The Flats are vast lowlands stretching for two hundred miles along the river, with a width in places of a hundred miles. Their very monotony is picturesque and fascinates by its immensity. Countless islands are constantly forming, appearing and disappearing in the whimsical changes of the currents. Indian, white, and half-breed pilots patrol these reaches, guiding one steamer down and another up, and by constant travel keeping themselves fairly familiar with the changing currents. Yet even these pilots frequently fail in their calculations.
At Eagle a couple of gentlemen joined our party down the river on the Campbell, expecting to meet the same day and return on the famous Sarah—as famous as a steamer as is the island of the same name on the inland passage; but they went on and on and the Sarah came not. One day, two days, three days, went by and they were still with us. One was in the customs service and his time was precious. Whenever we approached a bend in the river, they stood in the bow of the boat, eagerly staring ahead; but not until the fourth day did the cry of "Sarah" ring through our steamer. Hastening on deck, we beheld her, white and shining, on a sand-bar, where she had been lying for several days, notwithstanding the fact that she had an experienced pilot aboard.
Throughout the Flats lies a vast network of islands, estimated as high as ten thousand in number, threaded by countless channels, many of which have strong currents, while others are but still, sluggish sloughs. Mountains line the far horizon lines, but so far away that they frequently appear as clouds of bluish pearl piled along the sky; at other times snow-peaks are distinctly visible. Cottonwoods, birches, and spruce trees cover the islands so heavily that, from the lower deck of a steamer, one would believe that he was drifting down the single channel of a narrow river, instead of down one channel of a river twenty miles wide.
It is within the Arctic Circle that the Yukon makes its sweeping bend from its northwest course to the southwest, and here it is entered by the Porcupine; twenty miles farther, by the Chandelar; and just above the Ramparts, by the Dall. These are the three important rivers of this stretch of the Yukon.
Many complain of the monotony of the Flats; but for me, there was not one dull or uninteresting hour on the Yukon. In my quiet home on summer evenings I can still see the men taking soundings from the square bow of our steamer and hear their hoarse cries:—
"Six feet starboard! Five feet port! Seven feet starboard! Five feet port! Five feet starboard! Four feet port!" At the latter cry the silent watchers of the pilot-house came to attention, and we proceeded under slow bell until a greater depth was reached.

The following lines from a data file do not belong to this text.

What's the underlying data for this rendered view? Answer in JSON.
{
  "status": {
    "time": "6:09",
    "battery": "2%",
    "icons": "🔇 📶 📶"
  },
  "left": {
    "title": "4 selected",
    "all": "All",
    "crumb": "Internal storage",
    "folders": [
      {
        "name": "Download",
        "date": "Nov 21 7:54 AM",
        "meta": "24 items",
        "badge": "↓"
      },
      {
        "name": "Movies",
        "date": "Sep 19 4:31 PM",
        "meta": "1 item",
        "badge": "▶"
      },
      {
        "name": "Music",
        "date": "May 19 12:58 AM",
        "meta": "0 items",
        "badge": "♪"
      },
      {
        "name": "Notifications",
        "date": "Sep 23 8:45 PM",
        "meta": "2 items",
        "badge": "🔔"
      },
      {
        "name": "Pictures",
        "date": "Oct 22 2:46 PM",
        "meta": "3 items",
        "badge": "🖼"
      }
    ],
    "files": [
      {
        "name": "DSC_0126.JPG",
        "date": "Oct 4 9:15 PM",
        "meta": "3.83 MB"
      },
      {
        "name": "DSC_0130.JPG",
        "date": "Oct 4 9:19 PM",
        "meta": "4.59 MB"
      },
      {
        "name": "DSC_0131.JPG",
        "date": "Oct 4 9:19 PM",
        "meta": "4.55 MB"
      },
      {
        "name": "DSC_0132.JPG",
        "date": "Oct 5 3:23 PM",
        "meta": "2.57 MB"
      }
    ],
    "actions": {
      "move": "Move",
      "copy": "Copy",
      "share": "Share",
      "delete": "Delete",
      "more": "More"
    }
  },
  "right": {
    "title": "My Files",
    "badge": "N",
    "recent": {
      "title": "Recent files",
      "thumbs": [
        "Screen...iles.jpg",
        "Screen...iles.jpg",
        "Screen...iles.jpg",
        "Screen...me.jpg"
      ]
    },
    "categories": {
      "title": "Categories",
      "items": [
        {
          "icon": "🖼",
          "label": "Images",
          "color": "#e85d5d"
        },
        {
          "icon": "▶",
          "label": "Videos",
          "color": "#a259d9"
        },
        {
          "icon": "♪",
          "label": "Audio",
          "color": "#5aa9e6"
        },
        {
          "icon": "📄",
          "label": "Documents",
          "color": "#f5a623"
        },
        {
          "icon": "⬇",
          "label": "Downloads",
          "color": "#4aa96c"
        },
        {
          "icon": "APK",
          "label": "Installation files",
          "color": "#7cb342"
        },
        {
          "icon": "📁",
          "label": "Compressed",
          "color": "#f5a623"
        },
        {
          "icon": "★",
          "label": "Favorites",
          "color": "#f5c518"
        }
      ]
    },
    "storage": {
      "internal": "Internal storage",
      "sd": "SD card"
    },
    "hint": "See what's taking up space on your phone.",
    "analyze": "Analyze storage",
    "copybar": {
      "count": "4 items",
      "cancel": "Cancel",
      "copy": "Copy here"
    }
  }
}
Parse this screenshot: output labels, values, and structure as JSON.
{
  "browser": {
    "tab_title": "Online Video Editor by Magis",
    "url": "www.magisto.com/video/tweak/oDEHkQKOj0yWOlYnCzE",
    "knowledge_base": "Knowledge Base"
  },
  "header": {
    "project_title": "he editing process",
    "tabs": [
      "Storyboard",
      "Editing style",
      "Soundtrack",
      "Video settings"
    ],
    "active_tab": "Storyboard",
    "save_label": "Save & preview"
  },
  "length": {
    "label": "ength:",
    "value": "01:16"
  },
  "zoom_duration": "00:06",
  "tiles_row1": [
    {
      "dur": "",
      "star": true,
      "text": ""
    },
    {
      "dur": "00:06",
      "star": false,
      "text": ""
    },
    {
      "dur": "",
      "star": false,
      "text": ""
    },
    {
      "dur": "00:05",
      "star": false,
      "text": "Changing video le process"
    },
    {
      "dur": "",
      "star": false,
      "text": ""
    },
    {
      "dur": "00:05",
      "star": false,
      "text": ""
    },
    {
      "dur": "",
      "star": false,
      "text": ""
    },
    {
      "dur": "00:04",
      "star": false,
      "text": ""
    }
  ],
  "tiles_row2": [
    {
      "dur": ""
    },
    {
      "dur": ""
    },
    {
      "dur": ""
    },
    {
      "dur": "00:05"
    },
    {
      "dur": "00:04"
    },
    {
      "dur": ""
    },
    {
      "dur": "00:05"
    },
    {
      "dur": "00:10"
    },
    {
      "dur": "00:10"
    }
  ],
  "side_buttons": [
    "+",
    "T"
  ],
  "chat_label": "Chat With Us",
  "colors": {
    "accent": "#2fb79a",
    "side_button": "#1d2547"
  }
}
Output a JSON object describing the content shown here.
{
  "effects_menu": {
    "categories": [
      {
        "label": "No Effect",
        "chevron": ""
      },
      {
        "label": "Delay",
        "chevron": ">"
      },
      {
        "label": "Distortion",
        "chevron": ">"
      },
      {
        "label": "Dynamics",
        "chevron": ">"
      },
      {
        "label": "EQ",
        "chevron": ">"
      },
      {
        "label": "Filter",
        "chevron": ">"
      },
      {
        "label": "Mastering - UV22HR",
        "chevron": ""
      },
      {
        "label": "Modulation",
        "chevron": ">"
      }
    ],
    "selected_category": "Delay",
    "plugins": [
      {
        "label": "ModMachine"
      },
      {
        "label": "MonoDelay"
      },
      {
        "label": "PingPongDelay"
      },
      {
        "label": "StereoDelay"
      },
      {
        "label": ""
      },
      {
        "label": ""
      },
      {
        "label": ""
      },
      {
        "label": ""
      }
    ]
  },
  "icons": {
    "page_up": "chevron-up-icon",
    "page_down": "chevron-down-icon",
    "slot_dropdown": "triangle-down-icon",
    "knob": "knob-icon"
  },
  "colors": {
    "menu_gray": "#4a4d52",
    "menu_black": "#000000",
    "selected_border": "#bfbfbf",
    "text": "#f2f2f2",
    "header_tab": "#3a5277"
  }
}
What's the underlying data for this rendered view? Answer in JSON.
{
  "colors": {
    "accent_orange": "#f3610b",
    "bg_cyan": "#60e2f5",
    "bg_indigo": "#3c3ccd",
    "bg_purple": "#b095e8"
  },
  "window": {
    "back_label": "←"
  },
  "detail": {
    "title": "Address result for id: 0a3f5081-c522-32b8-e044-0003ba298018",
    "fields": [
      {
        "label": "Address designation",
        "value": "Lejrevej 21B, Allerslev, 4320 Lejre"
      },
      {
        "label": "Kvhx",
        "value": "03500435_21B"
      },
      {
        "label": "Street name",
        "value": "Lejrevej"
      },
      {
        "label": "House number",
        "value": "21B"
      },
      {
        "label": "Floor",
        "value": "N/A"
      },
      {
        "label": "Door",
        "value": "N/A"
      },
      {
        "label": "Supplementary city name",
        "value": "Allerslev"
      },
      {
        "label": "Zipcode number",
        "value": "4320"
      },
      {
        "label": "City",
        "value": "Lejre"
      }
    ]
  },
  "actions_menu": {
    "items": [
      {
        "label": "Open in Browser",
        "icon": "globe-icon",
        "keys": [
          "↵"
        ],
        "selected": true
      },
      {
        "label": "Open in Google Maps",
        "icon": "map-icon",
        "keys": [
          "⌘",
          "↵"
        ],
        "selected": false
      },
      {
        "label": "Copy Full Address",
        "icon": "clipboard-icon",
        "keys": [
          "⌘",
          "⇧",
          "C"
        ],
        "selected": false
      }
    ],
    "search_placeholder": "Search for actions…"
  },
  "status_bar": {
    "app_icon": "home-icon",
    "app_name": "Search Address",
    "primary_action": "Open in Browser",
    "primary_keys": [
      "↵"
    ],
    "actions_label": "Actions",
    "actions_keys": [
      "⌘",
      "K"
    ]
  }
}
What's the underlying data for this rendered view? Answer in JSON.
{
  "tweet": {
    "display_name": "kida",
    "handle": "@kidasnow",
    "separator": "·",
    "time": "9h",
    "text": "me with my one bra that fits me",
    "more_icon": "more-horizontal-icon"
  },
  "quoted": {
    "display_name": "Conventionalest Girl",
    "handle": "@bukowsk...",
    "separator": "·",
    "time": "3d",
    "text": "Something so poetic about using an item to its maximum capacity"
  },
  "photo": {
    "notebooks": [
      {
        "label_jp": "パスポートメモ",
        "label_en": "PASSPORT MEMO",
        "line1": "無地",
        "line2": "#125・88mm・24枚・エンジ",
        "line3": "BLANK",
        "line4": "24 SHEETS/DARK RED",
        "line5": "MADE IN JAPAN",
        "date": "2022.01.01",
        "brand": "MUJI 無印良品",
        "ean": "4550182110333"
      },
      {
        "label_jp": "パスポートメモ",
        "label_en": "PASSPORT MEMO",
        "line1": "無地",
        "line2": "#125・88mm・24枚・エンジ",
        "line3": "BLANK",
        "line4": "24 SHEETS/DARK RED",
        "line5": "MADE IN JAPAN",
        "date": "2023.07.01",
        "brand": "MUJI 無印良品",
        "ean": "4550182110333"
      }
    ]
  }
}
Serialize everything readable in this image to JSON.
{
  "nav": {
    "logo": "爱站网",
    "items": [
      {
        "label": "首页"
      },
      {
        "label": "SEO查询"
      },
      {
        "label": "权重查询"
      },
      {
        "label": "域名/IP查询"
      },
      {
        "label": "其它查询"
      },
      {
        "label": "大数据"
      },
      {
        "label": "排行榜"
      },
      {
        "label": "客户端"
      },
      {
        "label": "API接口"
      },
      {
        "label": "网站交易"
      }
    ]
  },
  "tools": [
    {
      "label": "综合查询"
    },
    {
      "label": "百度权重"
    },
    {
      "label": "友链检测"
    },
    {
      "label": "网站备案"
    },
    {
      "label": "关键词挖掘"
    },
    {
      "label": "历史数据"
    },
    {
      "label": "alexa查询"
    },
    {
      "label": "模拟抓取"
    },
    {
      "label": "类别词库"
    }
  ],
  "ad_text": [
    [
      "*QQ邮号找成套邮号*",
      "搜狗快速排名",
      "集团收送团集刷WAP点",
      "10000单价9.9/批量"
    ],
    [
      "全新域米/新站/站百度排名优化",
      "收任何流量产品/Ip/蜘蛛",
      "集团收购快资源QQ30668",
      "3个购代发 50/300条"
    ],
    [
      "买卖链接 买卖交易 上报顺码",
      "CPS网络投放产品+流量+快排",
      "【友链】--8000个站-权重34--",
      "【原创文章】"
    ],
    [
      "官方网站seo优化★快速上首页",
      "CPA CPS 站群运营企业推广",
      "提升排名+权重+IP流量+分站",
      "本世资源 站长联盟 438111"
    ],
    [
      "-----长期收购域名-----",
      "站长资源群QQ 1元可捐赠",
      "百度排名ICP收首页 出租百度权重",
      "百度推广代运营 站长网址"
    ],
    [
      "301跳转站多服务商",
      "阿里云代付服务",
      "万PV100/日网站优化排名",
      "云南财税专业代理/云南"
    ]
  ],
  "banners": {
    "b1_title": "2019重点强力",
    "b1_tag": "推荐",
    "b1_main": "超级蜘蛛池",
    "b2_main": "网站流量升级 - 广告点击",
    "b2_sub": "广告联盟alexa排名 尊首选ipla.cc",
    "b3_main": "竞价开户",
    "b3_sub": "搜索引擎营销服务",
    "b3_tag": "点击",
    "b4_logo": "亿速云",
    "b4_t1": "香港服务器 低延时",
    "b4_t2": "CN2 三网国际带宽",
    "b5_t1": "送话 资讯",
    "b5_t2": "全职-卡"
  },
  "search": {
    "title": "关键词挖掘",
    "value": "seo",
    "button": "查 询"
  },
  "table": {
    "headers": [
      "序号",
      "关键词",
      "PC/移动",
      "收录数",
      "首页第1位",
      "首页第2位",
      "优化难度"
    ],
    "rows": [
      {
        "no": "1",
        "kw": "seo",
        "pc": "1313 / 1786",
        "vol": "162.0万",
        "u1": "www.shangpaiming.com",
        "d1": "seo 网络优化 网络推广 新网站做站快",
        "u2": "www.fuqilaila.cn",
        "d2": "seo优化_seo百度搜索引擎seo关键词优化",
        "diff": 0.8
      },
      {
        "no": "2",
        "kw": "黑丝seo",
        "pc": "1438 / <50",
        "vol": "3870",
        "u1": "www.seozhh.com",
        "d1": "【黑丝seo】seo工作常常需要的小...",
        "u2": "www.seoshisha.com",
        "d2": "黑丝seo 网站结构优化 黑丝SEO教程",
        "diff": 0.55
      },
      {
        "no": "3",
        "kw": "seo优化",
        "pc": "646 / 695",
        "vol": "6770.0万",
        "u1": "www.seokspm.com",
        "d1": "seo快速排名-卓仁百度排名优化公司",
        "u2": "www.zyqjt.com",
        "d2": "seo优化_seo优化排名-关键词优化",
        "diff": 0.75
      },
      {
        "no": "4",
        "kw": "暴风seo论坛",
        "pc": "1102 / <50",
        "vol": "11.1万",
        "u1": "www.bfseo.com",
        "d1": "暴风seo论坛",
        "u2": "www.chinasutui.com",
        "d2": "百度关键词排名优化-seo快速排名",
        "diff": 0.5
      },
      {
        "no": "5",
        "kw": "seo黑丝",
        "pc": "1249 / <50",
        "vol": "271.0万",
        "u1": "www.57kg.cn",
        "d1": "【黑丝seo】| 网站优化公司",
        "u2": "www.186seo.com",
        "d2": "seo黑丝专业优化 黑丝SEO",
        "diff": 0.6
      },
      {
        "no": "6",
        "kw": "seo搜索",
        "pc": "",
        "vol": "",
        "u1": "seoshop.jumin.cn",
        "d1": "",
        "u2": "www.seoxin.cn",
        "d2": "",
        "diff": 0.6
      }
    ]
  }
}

On the shores, as we swept past, we caught glimpses of dark figures and Indian villages, or, farther down the river, primitive Eskimo settlements; and the stillness, the pure and sparkling air, the untouched wilderness, the blue smoke of a wood-chopper's lonely fire, the wide spaces swimming over us and on all sides of us, charmed our senses as only the elemental forces of nature can charm. One longs to stay awake always on this river; to pace the wide decks and be one with the solitude and the stillness that are not of the earth, as we know it, but of God, as we have dreamed of him.
The blue hills of the Ramparts are seen long before entering them. The valley contracts into a kind of canyon, from which the rampart-like walls of solid stone rise abruptly from the water. The hills are not so high as those of the Upper Ramparts, which bear marked resemblance to the lower; and although many consider the latter more picturesque, I must confess that I found no beauty below Dawson so majestic as that above. Many of the hills here have a rose-colored tinge, like the hills of Lake Bennett.